Двенадцатая ночь, или Всё, что угодно. Последствие комедии «Twelfth Night, or What You Will» by William Shakespeare - страница 3



(в сторону)

Хоть сам… сама хочу вам стать женой!


Уходят.

Сцена IV

Замок Оливии. Входят Мария и Фесто.


Мария.

Если не скажешь, где болтался все это время, я сожму мои губы так крепко, что в них и волосок не пролезет, а не то что слово в твою защиту, когда госпожа велит тебя повесить!


Фесто.

Пусть вешают. Лишь бы не за яйца.


Мария.

Чего это ты так расхрабрился?


Фесто.

А того, что с утра побрился.


Мария.

Нет ума, зато отваги – хоть отбавляй!


Фесто.

Умно ль бояться боли,

Когда душа на воле?


Мария.

Значит, зря говорят,

Что сквозь петлю – дорога в ад?


Фесто.

Согласно внешним голосам,

Повешенный ближе к Небесам,

Чем те, кто клевещет на милость Господню,

Сочиняя басни про преисподнюю.


Мария.

Басни или не басни, а чем еще таких мерзавцев, как ты, отвадишь от порока, если не вечными муками!


Фесто.

Вечная мука – не штука.

А тот воистину мается,

Кто согрешит и не кается.


Мария.

Одним словом, повесят. И правильно сделают.


Фесто.

А я повишу, повишу,

Да и сам себя воскрешу —

Тем, что самую смерть насмешу.


Мария.

Уверен?


Фесто.

Еще как! Моя уверенность держится на двух основаниях.


Мария.

Даже не спрашиваю, на каких. Но два хлипких, конечно же, лучше одного прочного. Ведь если одно надорвется, другое на попа перевернется!


Фесто.

А я все же скажу. Во-первых, лучше удавиться, чем по расчету жениться. А во-вторых, в петле закрутившись, из любой беды выкрутишься.


Мария.

А вот как раз сюда идет госпожа, и самое время тебе подумать о том, как выкрутиться, чтобы в петле не крутиться.


Уходит.


Фесто.

Да уж, как ни крути, а болтаясь на виселице, не споешь: «Вот новый поворот»…

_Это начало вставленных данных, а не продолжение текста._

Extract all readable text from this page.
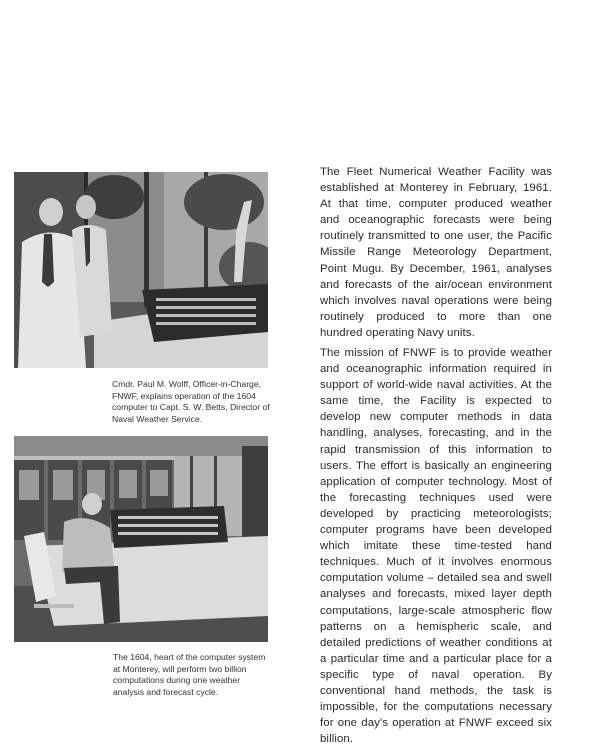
Cmdr. Paul M. Wolff, Officer-in-Charge, FNWF, explains operation of the 1604 computer to Capt. S. W. Betts, Director of Naval Weather Service.

The 1604, heart of the computer system at Monterey, will perform two billion computations during one weather analysis and forecast cycle.

The Fleet Numerical Weather Facility was established at Monterey in February, 1961. At that time, computer produced weather and oceanographic forecasts were being routinely transmitted to one user, the Pacific Missile Range Meteorology Department, Point Mugu. By December, 1961, analyses and forecasts of the air/ocean environment which involves naval operations were being routinely produced to more than one hundred operating Navy units.

The mission of FNWF is to provide weather and oceanographic information required in support of world-wide naval activities. At the same time, the Facility is expected to develop new computer methods in data handling, analyses, forecasting, and in the rapid transmission of this information to users. The effort is basically an engineering application of computer technology. Most of the forecasting techniques used were developed by practicing meteorologists; computer programs have been developed which imitate these time-tested hand techniques. Much of it involves enormous computation volume – detailed sea and swell analyses and forecasts, mixed layer depth computations, large-scale atmospheric flow patterns on a hemispheric scale, and detailed predictions of weather conditions at a particular time and a particular place for a specific type of naval operation. By conventional hand methods, the task is impossible, for the computations necessary for one day's operation at FNWF exceed six billion.
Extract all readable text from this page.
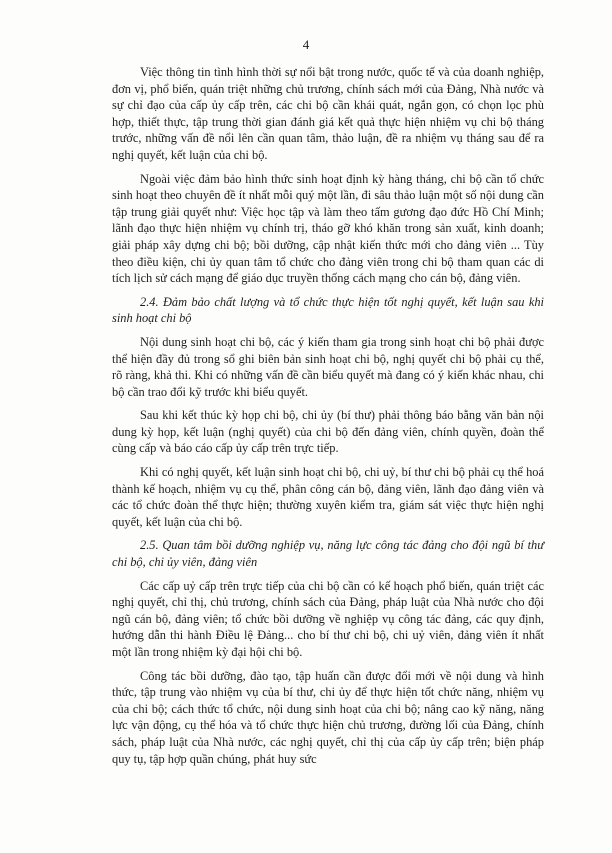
4

Việc thông tin tình hình thời sự nổi bật trong nước, quốc tế và của doanh nghiệp, đơn vị, phổ biến, quán triệt những chủ trương, chính sách mới của Đảng, Nhà nước và sự chỉ đạo của cấp ủy cấp trên, các chi bộ cần khái quát, ngắn gọn, có chọn lọc phù hợp, thiết thực, tập trung thời gian đánh giá kết quả thực hiện nhiệm vụ chi bộ tháng trước, những vấn đề nổi lên cần quan tâm, thảo luận, đề ra nhiệm vụ tháng sau để ra nghị quyết, kết luận của chi bộ.

Ngoài việc đảm bảo hình thức sinh hoạt định kỳ hàng tháng, chi bộ cần tổ chức sinh hoạt theo chuyên đề ít nhất mỗi quý một lần, đi sâu thảo luận một số nội dung cần tập trung giải quyết như: Việc học tập và làm theo tấm gương đạo đức Hồ Chí Minh; lãnh đạo thực hiện nhiệm vụ chính trị, tháo gỡ khó khăn trong sản xuất, kinh doanh; giải pháp xây dựng chi bộ; bồi dưỡng, cập nhật kiến thức mới cho đảng viên ... Tùy theo điều kiện, chi ủy quan tâm tổ chức cho đảng viên trong chi bộ tham quan các di tích lịch sử cách mạng để giáo dục truyền thống cách mạng cho cán bộ, đảng viên.

2.4. Đảm bảo chất lượng và tổ chức thực hiện tốt nghị quyết, kết luận sau khi sinh hoạt chi bộ

Nội dung sinh hoạt chi bộ, các ý kiến tham gia trong sinh hoạt chi bộ phải được thể hiện đầy đủ trong sổ ghi biên bản sinh hoạt chi bộ, nghị quyết chi bộ phải cụ thể, rõ ràng, khả thi. Khi có những vấn đề cần biểu quyết mà đang có ý kiến khác nhau, chi bộ cần trao đổi kỹ trước khi biểu quyết.

Sau khi kết thúc kỳ họp chi bộ, chi ủy (bí thư) phải thông báo bằng văn bản nội dung kỳ họp, kết luận (nghị quyết) của chi bộ đến đảng viên, chính quyền, đoàn thể cùng cấp và báo cáo cấp ủy cấp trên trực tiếp.

Khi có nghị quyết, kết luận sinh hoạt chi bộ, chi uỷ, bí thư chi bộ phải cụ thể hoá thành kế hoạch, nhiệm vụ cụ thể, phân công cán bộ, đảng viên, lãnh đạo đảng viên và các tổ chức đoàn thể thực hiện; thường xuyên kiểm tra, giám sát việc thực hiện nghị quyết, kết luận của chi bộ.

2.5. Quan tâm bồi dưỡng nghiệp vụ, năng lực công tác đảng cho đội ngũ bí thư chi bộ, chi ủy viên, đảng viên

Các cấp uỷ cấp trên trực tiếp của chi bộ cần có kế hoạch phổ biến, quán triệt các nghị quyết, chỉ thị, chủ trương, chính sách của Đảng, pháp luật của Nhà nước cho đội ngũ cán bộ, đảng viên; tổ chức bồi dưỡng về nghiệp vụ công tác đảng, các quy định, hướng dẫn thi hành Điều lệ Đảng... cho bí thư chi bộ, chi uỷ viên, đảng viên ít nhất một lần trong nhiệm kỳ đại hội chi bộ.

Công tác bồi dưỡng, đào tạo, tập huấn cần được đổi mới về nội dung và hình thức, tập trung vào nhiệm vụ của bí thư, chi ủy để thực hiện tốt chức năng, nhiệm vụ của chi bộ; cách thức tổ chức, nội dung sinh hoạt của chi bộ; nâng cao kỹ năng, năng lực vận động, cụ thể hóa và tổ chức thực hiện chủ trương, đường lối của Đảng, chính sách, pháp luật của Nhà nước, các nghị quyết, chỉ thị của cấp ủy cấp trên; biện pháp quy tụ, tập hợp quần chúng, phát huy sức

(Входят Оливия и Мальволио.)

Отче ум, да будет твоя воля, ввергни меня в пучину уморительного дурачества! Ведь это умники, уверенные в своем блеске, обычно остаются в дураках. А лично я убежден в своей непроходимой глупости. Что говорит по этому поводу великий Квинапалус? Меда гидулис, нида гефалис! То есть, лучше мудрый дурак, чем тупой остряк! Благослови тебя Бог, миледи!


Оливия.

Уберите глупую тварь.


Фесто.

Оглохли вы что ли, ребята? Уберите миледи.


Оливия.

Катись отсюда, дурак. От твоего зубоскальства зарыдать впору.


Фесто.

Не смею ослушаться, добрая госпожа, но имеются две загвоздки. Во-первых, я покатился бы, будь круглым дураком, но я дурак гораздо более сложной конфигурации – острые словечки торчат из меня, точно иглы из дикобраза. А во-вторых, даже будь я круглым и гладким, как колобок, без чужой помощи смог бы покатится только по наклонной плоскости. Плоскость же, на которой мы все стоим – слава уровню и отвесу строителя! – никуда не наклоняется. И этого может не замечать только совершенный глупец. Миледи распорядилась убрать глупую тварь. Я повторяю: уберите миледи!


Оливия.

Я развею твое заблуждение относительно моих умственных способностей, приказав дать тебе такого хорошего пинка, чтобы все твои остроты из тебя повылетели и ты катился бы даже по самой ровной поверхности до замковых ворот и дальше с глаз моих долой.


Фесто.

Обидеть художника может каждый. Миледи! Кукуллюс нон фацит монакум, что значит: дурацкий колпак дураком не делает. Позволь мне неопровержимо доказать твою глупость.


Оливия.

А ты и впрямь способен на это?


Фесто.

В два счета!


Оливия.

Ну что ж, выкладывай свои доказательства.


Фесто.

Для этого мне придется исповедать тебя, моя добродетельная белочка. Будешь ли ты со мной откровенна?


Оливия.

Спрашивай, несвятой отец. Мне от тебя скрывать нечего.